Discrete Dynamics in Nature and Society (Jan 2005)
Robustly stable multiestimation scheme for adaptive control and identification with model reduction issues
Abstract
A discrete pole-placement-based and multiestimation-based adaptive control scheme involving a relative adaptation dead zone is presented for a plant with known poles and unknown zeros. The basic usefulness of the proposed multiestimation scheme is related to the use of a set of models of reduced order associated with the multiestimation scheme instead of a high-order one. Depending on the frequency spectrum characteristics of the input and on the estimates evolution, the multiestimation scheme selects on-line the most appropriate model and its related estimation scheme in order to improve the identification and control performances.

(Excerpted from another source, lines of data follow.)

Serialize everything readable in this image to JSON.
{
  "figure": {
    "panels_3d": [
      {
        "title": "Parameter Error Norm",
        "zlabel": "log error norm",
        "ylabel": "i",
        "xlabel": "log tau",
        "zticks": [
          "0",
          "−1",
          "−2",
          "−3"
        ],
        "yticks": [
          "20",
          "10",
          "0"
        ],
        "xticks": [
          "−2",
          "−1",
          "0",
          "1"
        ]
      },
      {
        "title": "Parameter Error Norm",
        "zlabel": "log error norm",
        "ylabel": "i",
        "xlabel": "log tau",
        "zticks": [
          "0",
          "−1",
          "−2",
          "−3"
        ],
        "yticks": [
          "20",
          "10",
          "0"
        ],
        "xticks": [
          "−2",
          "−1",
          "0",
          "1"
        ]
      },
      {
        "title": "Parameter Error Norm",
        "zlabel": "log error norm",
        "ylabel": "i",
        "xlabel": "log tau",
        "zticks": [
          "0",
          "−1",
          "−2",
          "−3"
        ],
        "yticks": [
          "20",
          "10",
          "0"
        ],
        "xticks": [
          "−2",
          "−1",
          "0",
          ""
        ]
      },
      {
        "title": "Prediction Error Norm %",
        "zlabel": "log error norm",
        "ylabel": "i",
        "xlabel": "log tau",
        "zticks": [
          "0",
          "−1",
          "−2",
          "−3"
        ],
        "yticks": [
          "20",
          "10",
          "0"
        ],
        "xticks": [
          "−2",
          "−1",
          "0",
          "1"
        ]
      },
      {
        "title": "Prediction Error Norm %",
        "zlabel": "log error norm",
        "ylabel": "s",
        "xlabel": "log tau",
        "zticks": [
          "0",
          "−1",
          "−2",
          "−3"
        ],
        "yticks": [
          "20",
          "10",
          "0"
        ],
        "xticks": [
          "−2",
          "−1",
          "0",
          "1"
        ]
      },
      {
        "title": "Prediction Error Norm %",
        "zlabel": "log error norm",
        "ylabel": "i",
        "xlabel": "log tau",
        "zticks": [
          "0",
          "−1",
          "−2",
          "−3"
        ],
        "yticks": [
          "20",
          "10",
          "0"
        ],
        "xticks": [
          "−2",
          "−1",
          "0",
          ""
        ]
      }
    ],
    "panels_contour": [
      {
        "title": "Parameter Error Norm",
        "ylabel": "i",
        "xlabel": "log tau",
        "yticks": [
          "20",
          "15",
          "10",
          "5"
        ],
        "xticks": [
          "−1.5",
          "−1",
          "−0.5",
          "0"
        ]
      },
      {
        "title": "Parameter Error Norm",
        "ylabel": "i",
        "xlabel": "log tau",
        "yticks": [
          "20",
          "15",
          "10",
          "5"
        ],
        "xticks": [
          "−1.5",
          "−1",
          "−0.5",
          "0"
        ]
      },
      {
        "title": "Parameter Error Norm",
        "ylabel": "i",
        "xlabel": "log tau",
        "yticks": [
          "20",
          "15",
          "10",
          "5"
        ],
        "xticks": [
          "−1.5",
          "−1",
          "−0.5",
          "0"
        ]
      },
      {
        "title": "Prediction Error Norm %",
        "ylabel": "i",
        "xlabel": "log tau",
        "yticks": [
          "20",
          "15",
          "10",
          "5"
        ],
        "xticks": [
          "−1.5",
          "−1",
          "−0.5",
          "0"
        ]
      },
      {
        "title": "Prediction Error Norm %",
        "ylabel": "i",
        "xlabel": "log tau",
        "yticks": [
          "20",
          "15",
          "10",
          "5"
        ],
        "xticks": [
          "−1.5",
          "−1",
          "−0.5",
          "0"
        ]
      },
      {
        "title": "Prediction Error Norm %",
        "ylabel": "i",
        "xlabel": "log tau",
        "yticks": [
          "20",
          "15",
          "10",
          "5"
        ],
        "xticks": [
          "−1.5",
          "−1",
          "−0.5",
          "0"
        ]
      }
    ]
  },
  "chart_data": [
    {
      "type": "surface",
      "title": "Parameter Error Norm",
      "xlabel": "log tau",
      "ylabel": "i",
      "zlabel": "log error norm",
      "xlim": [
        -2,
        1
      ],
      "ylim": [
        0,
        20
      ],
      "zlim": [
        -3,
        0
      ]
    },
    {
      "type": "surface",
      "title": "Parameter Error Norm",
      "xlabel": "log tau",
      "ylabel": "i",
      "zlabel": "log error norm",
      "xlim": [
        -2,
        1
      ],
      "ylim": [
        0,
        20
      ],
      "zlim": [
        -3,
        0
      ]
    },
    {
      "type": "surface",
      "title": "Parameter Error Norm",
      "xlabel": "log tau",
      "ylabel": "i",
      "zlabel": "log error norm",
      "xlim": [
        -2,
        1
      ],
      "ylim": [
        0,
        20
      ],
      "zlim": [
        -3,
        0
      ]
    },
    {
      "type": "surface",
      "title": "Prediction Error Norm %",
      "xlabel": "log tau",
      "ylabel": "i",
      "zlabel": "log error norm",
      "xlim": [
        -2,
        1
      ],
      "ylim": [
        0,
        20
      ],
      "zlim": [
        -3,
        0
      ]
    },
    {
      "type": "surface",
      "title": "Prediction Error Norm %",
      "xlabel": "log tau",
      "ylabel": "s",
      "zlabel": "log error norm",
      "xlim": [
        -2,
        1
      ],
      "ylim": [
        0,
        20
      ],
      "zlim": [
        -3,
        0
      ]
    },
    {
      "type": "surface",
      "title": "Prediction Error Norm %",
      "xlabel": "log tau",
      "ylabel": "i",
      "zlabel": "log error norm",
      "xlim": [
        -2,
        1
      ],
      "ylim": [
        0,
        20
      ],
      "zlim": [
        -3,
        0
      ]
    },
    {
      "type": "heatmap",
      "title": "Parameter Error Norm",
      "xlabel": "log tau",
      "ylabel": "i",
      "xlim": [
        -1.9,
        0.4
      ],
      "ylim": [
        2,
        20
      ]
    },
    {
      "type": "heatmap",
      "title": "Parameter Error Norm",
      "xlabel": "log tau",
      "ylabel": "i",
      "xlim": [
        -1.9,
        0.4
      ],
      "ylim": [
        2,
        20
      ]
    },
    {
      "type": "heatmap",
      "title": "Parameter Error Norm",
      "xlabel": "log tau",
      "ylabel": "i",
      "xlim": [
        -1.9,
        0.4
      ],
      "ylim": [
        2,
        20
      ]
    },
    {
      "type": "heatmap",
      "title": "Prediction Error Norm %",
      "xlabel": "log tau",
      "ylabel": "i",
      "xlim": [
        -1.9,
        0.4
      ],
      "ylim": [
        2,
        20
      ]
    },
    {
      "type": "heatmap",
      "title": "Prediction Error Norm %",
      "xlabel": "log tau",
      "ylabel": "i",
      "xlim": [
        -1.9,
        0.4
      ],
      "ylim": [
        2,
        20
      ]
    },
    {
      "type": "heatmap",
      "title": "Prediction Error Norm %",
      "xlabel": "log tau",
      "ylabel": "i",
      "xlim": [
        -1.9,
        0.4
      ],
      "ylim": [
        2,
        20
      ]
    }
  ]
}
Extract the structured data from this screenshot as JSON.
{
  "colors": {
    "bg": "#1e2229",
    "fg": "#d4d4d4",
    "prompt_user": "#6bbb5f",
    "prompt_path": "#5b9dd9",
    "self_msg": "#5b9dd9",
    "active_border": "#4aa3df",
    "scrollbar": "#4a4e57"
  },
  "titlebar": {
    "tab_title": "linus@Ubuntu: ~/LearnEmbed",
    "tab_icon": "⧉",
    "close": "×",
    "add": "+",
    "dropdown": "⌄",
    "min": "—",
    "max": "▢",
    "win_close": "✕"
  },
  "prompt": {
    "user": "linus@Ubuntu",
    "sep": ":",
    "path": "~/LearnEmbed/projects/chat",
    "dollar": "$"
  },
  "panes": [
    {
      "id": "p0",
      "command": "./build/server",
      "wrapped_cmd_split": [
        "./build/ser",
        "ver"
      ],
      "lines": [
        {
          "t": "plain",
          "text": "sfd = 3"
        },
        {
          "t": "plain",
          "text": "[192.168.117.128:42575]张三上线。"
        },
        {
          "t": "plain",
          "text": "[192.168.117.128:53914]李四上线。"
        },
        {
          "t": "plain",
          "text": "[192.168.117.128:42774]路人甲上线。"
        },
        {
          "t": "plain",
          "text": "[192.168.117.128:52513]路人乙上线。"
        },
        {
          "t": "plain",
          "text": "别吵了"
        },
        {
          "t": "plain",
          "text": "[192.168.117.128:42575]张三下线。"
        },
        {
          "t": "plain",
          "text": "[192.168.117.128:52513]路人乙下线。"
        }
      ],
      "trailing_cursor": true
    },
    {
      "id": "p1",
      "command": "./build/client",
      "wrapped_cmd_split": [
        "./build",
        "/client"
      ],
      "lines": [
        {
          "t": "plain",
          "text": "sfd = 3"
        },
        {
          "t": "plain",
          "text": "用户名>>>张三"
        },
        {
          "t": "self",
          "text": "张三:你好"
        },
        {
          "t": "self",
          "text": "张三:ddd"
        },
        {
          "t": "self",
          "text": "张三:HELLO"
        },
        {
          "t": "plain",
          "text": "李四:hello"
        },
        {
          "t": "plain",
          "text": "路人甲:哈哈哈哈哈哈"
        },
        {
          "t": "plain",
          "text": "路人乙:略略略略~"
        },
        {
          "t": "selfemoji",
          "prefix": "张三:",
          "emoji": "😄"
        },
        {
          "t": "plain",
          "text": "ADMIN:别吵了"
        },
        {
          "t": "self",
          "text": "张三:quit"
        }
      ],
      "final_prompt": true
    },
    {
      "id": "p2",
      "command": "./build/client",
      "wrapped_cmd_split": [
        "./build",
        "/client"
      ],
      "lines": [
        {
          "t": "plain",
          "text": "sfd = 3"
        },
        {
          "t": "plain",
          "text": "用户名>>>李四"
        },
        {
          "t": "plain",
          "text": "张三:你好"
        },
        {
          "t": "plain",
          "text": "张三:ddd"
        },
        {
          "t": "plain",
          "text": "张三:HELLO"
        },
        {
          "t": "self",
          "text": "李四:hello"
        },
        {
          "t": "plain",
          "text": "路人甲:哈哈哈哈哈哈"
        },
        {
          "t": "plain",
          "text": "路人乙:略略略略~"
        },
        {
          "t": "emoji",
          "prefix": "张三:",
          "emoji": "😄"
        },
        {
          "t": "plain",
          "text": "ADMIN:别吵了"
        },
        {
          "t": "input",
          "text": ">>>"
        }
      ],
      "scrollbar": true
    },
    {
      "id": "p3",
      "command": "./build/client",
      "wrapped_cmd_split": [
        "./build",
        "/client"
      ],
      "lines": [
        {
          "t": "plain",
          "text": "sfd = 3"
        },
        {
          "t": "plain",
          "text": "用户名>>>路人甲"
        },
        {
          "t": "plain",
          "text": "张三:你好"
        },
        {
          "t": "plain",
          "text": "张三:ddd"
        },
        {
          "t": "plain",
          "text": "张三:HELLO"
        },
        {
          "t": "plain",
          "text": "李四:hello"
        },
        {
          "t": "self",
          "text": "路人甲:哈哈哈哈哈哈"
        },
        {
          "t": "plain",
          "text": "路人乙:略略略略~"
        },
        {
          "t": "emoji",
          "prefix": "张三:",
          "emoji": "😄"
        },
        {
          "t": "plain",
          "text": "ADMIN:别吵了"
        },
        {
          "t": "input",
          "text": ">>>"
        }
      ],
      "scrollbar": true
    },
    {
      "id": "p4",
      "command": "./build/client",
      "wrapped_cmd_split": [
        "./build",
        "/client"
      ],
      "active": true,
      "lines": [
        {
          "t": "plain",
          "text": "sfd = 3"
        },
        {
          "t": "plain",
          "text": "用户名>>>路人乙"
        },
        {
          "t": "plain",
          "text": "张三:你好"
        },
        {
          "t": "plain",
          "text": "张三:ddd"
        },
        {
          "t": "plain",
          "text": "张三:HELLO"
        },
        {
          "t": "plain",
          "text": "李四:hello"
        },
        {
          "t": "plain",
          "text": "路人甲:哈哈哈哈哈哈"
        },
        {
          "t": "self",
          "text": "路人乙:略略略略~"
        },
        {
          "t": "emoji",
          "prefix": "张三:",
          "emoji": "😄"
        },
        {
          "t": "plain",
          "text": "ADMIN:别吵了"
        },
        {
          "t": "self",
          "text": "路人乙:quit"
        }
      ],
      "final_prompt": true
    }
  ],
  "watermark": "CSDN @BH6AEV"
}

Robust closed-loop stability is proved even in the presence of unmodeled dynamics of sufficiently small sizes as it has been confirmed by simulation results. The scheme chooses in real time the estimator/controller associated with a particular reduced model possessing the best performance according to an identification performance index by implementing a switching rule between estimators. The switching rule is subject to a minimum residence time at each identifier/adaptive controller parameterization for closed-loop stabilization purposes. A conceptually simple higher-level supervisor, based on heuristic updating rules which estimate on-line the weights of the switching rule between estimation schemes, is discussed.